Phpiconv () encoding conversion error: Detectedanillegalcharacter_PHP tutorial

Source: Internet
Author: User
Phpiconv () encoding conversion error: Detectedanillegalcharacter. Number prototype: stringiconv (string $ in_charset, string $ out_charset, string $ str), especially the second parameter description: theoutputcharset. use iconv () to convert an output character encoding non-count prototype: string iconv (string $ in_charset, string $ out_charset, string $ str)
In particular, the second parameter description:
The output charset.

When iconv () is used to convert a character that is not supported by the output character encoding, such as iconv ('utf-8', 'gb2312 ', 'www. bKjia. c0m'), the following error occurs:

Notice: iconv () [function. iconv]: detected an illegal character in input string...

Because gb2312 represents simplified Chinese, it does not support "www. bKjia. for more complex Chinese characters such as c0m and some special characters, this will certainly report errors. There are two solutions:

1. extended the output character encoding range, such as iconv ('utf-8', 'gbk', 'www. bKjia. c0m'), it can be output correctly, because gbk supports a wider range of characters;

2. add "// ignore" after the output character encoding string, such as iconv ('utf-8', 'gb2312 // ignore ', 'www. bKjia. c0m'). In this way, you can ignore characters that cannot be converted and avoid errors but cannot output them correctly (that is, blank spaces and outputs ).


Next let's take a look at the php Tutorial iconv (): detected an illegal character in input string processing method.

$ Str = iconv ('utf-8', 'gbk // ignore ', unescape (isset ($ _ get ['str'])? $ _ Get ['str']: '');
In the local test, // ignore can ignore the words it does not know and then turn them down without an error. // Transcoder intercepts the words it does not know and the subsequent content, and reports an error. // Ignore is what I need.
Now wait for the launch to see the results (this is not a good practice, continue to ponder the manual, search for it online), haha...

Find the following article on the internet and find that mb_convert_encoding is acceptable, but the efficiency is worse than iconv.

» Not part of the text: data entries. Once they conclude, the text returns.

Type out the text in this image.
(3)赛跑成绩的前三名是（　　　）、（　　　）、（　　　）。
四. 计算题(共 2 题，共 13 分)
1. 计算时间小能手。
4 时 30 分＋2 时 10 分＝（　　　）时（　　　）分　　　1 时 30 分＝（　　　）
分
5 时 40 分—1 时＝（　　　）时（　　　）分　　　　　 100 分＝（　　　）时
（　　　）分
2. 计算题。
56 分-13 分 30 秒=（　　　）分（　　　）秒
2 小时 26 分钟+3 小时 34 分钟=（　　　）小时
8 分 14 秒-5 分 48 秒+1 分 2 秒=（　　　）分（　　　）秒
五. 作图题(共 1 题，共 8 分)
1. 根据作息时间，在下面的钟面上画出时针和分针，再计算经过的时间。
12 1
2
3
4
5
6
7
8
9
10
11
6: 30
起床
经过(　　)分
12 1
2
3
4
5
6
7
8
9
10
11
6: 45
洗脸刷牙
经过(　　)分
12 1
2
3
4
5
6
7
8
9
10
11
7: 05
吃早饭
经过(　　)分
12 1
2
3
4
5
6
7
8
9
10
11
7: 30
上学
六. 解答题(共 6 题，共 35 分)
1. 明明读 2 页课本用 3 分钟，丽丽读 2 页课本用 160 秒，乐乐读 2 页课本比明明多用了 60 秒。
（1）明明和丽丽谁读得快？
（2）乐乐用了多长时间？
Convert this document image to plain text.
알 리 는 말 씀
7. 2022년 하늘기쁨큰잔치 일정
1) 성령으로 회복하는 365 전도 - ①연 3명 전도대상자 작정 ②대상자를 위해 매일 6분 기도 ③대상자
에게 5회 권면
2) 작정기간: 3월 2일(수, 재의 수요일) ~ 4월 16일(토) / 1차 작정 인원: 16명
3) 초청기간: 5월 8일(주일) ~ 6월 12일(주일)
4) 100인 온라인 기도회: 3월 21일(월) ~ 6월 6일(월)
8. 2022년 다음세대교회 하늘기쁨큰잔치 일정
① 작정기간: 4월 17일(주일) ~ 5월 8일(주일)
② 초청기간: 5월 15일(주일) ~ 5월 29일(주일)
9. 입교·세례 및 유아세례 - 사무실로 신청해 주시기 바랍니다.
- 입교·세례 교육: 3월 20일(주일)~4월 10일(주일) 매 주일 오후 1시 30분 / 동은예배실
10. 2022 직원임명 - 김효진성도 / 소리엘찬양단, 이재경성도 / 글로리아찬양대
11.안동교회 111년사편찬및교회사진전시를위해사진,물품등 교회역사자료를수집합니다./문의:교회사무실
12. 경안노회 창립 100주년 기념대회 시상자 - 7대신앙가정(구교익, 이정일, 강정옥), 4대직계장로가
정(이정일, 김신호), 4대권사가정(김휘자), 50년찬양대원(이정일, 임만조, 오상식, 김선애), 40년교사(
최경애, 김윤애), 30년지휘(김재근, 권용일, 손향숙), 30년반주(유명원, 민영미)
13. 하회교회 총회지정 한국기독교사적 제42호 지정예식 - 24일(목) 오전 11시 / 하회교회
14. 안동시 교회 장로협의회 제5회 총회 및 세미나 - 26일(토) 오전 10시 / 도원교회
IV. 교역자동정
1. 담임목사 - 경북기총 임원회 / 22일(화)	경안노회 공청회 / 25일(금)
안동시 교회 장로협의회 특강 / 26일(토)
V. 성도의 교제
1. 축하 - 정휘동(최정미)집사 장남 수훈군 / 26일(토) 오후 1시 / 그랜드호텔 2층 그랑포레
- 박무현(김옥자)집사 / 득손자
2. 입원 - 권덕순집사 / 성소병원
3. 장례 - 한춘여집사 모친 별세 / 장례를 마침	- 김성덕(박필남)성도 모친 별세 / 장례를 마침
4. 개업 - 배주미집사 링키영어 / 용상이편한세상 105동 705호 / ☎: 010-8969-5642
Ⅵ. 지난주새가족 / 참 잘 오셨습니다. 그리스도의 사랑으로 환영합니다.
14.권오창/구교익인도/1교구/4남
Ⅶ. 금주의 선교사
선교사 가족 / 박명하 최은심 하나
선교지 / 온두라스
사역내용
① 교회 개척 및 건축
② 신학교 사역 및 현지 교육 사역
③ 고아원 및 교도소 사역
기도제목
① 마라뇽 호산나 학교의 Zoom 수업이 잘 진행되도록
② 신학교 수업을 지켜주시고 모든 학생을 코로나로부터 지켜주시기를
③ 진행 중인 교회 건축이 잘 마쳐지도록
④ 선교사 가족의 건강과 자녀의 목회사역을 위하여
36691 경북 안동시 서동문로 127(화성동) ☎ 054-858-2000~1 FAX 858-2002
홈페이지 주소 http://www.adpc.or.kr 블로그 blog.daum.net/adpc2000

Differences between iconv and mb_convert_encoding

Iconv-convert string to requested character encoding (php 4> = 4.0.5, php 5)
Mb_convert_encoding-convert character encoding (php 4> = 4.0.6, php 5)

Usage:
String mb_convert_encoding (string str, string to_encoding [, mixed from_encoding])
Enable the mbstring extension Library first. in php. ini, remove the extension before php_mbstring.dll.

String iconv (string in_charset, string out_charset, string str)
Note:
The second parameter, in addition to specifying the encoding to be converted, can also add two suffixes: // transcoder and // ignore,
Where:
// Transcoder automatically converts a character that cannot be directly converted into one or more similar characters,
// Ignore ignores the characters that cannot be converted. by default, it is truncated from the first invalid character.
Returns the converted string or false on failure.

Usage:
1. it is found that iconv will encounter an error when converting the character "-" to gb2312. if the ignore parameter is not available, all strings after this character cannot be saved. In any case, the "-" cannot be converted successfully or output. In addition, mb_convert_encoding does not have this bug.
2. mb_convert_encoding can specify multiple input encodings, which are automatically identified based on the content, but the execution efficiency is much lower than that of iconv. for example: $ str = mb_convert_encoding ($ str, "euc-jp ", "ascii, jis, euc-jp, sjis, utf-8"); the order of "ascii, jis, euc-jp, sjis, UTF-8" varies with the effect.
3. generally, iconv is used. the mb_convert_encoding function is used only when the encoding of the original encoding cannot be determined or The iconv cannot be displayed normally after conversion.

From_encoding is specified by character code name before conversion. it can be array or string-comma separated enumerated list. if it is not specified, the internal encoding will be used.

$ Str = mb_convert_encoding ($ str, "ucs-2le", "jis, eucjp-win, sjis-win ");
$ Str = mb_convert_encoding ($ str, "euc-jp '," auto ");

Iconv (string $ in_charset, string $ out_charset, string $ str), especially the second parameter description: the output charset. converting an output character encoding using iconv () is not supported...

Contact Us

The content source of this page is from Internet, which doesn't represent Alibaba Cloud's opinion; products and services mentioned on that page don't have any relationship with Alibaba Cloud. If the content of the page makes you feel confusing, please write us an email, we will handle the problem within 5 days after receiving your email.

If you find any instances of plagiarism from the community, please send an email to: info-contact@alibabacloud.com and provide relevant evidence. A staff member will contact you within 5 working days.

A Free Trial That Lets You Build Big!

Start building with 50+ products and up to 12 months usage for Elastic Compute Service

  • Sales Support

    1 on 1 presale consultation

  • After-Sales Support

    24/7 Technical Support 6 Free Tickets per Quarter Faster Response

  • Alibaba Cloud offers highly flexible support services tailored to meet your exact needs.